Auch die Nebenfiguren agieren nicht immer nachvollziehbar – gerade der Mörder handelt zum Ende hin seltsam unlogisch. Hier fehlen irgendwie Erklärungen, die wirklich alle Fragen und offenen Punkte restlos beantworten.
Stilistisch fällt es schwer „Eine Leiche taucht ab“ einzuordnen. Teils hat Josh Lanyon einen sehr schönen, ausgereiften und fesselnden Stil, teils stolpert man über einige Sätze und Passagen, die den Lesefluss hemmen.
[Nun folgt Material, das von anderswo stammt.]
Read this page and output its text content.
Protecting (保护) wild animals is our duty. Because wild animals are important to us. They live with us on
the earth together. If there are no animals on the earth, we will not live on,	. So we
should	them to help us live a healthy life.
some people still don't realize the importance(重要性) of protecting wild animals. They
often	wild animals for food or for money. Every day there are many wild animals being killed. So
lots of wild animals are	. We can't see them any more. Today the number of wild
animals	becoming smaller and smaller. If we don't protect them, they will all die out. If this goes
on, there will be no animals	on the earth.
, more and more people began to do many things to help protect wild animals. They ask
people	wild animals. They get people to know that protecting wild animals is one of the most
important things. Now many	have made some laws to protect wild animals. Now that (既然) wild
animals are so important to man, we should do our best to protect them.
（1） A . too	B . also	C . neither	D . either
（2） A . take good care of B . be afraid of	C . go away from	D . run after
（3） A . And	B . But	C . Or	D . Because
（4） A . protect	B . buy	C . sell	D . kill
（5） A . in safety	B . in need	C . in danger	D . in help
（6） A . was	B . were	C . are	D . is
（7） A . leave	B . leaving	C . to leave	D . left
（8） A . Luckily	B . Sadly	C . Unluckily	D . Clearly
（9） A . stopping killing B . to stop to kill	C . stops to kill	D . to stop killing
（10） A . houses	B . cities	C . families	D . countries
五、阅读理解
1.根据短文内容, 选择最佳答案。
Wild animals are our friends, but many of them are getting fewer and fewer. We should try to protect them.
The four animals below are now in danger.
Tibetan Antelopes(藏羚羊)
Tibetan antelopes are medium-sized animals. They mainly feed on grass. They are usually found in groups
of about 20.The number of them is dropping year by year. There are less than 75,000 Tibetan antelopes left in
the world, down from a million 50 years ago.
Vielleicht liegt das an der deutschen Übersetzung, doch es kommt immer wieder zu ein wenig verwirrenden Satzkonstruktionen oder der Autor schiebt in regelmäßigen Abständen Infodumps ein, die manchmal nicht ganz zu den Szenen passen. Gerade während eines Dialogs fand ich längere abschweifende Passagen lästig, da sie den Leser einfach aus der Handlung werfen.
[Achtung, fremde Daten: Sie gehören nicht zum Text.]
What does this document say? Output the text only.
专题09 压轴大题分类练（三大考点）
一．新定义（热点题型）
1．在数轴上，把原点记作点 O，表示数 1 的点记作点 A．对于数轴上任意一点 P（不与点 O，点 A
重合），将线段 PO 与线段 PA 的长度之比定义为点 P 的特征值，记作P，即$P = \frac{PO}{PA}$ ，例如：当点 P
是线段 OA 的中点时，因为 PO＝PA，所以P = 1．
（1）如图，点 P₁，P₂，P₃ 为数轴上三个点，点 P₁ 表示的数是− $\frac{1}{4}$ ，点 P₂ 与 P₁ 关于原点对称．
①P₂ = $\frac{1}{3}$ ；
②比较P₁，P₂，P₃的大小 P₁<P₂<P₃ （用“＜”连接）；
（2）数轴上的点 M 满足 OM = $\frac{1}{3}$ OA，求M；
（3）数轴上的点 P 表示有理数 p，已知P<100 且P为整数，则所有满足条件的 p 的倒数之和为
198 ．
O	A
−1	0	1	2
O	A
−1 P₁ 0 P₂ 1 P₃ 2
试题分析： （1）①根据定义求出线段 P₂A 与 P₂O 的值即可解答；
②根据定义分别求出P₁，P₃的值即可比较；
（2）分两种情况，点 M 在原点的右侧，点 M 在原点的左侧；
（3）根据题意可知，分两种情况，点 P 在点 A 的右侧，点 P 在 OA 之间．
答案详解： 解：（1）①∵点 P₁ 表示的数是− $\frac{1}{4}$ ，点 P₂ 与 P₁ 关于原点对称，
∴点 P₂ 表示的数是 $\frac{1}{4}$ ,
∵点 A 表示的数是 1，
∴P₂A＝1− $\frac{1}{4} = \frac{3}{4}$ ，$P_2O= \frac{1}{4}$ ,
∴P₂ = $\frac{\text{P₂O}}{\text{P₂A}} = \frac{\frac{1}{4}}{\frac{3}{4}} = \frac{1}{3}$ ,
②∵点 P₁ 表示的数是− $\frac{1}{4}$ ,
Zum Ende hin hat man zudem das Gefühl, dass der Autor sich ein wenig verschätzt hat, was die restlichen Seiten anbelangt – das Finale wirkt sehr schnell runtererzählt. Hier fehlen detailliertere Beschreibungen, um der Handlung wirklich noch folgen zu können. Auch mangelt es an Umgebungsbeschreibungen, so dass man sich das Ganze nicht mehr bildlich vorstellen kann.
Fazit:
Trotz der genannten Kritikpunkte ist „Eine Leiche taucht ab“ ein guter Krimi, der mit einer schönen Hintergrundidee, einem tollen Kriminalfall und einem zumeist guten, stimmungsvollen Schreibstil punkten kann. Die Charaktere sind ein wenig unausgegoren, da sie an einigen Stellen zu klischeehaft, an anderen fast schon aufgesetzt anders sind (wahrscheinlich um dem stereotypen Erscheinungsbild entgegen zu wirken). In Kombination mit dem schwachen Finale, das zu schnell runtererzählt wird und dafür sorgt, dass dem Krimi zum Ende hin fast die Luft ausgeht, schafft es Josh Lanyon leider nur auf knappe 3,5 bis 4 Sterne. Schade – da wäre mehr drin gewesen.
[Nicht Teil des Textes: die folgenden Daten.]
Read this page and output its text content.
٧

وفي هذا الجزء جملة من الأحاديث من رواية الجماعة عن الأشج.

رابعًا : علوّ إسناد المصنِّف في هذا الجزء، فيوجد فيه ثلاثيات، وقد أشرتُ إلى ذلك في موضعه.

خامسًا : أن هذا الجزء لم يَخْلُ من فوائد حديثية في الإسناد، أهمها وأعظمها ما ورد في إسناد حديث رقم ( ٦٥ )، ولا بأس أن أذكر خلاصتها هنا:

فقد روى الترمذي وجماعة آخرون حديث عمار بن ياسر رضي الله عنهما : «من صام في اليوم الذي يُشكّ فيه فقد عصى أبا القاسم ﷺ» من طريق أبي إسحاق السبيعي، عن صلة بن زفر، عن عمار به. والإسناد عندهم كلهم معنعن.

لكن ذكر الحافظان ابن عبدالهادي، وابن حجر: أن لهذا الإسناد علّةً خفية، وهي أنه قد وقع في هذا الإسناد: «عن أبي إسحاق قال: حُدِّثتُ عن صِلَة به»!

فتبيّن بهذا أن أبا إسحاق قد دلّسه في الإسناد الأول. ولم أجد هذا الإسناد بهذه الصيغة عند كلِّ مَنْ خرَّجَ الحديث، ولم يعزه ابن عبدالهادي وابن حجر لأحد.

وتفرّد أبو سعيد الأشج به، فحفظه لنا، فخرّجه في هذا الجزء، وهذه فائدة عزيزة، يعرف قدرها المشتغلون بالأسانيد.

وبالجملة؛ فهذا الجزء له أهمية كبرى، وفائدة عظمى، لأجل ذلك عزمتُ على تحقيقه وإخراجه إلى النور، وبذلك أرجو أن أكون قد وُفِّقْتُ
Normalerweise finde ich deine Kommentare sehr nachvollziehbar und auch hier passen die meisten Punkte, aber…
Dieses Buch habe ich schon gelesen und es hat mir sehr gefallen, eben weil hier nicht alles sofort und expliziet erwähnt wird.
Männer sprechen im allgemeinen nicht über Gefühle, sondern sie handeln danach und das wiederspiegelt sich hier auf wunderbarer Art und Weise.
Das ist für mich auch der ganz grosse Unterschied zwischen den meisten Autorinnen, die einen Gay Romance schreiben und den männlichen Autoren aus dieser Sparte.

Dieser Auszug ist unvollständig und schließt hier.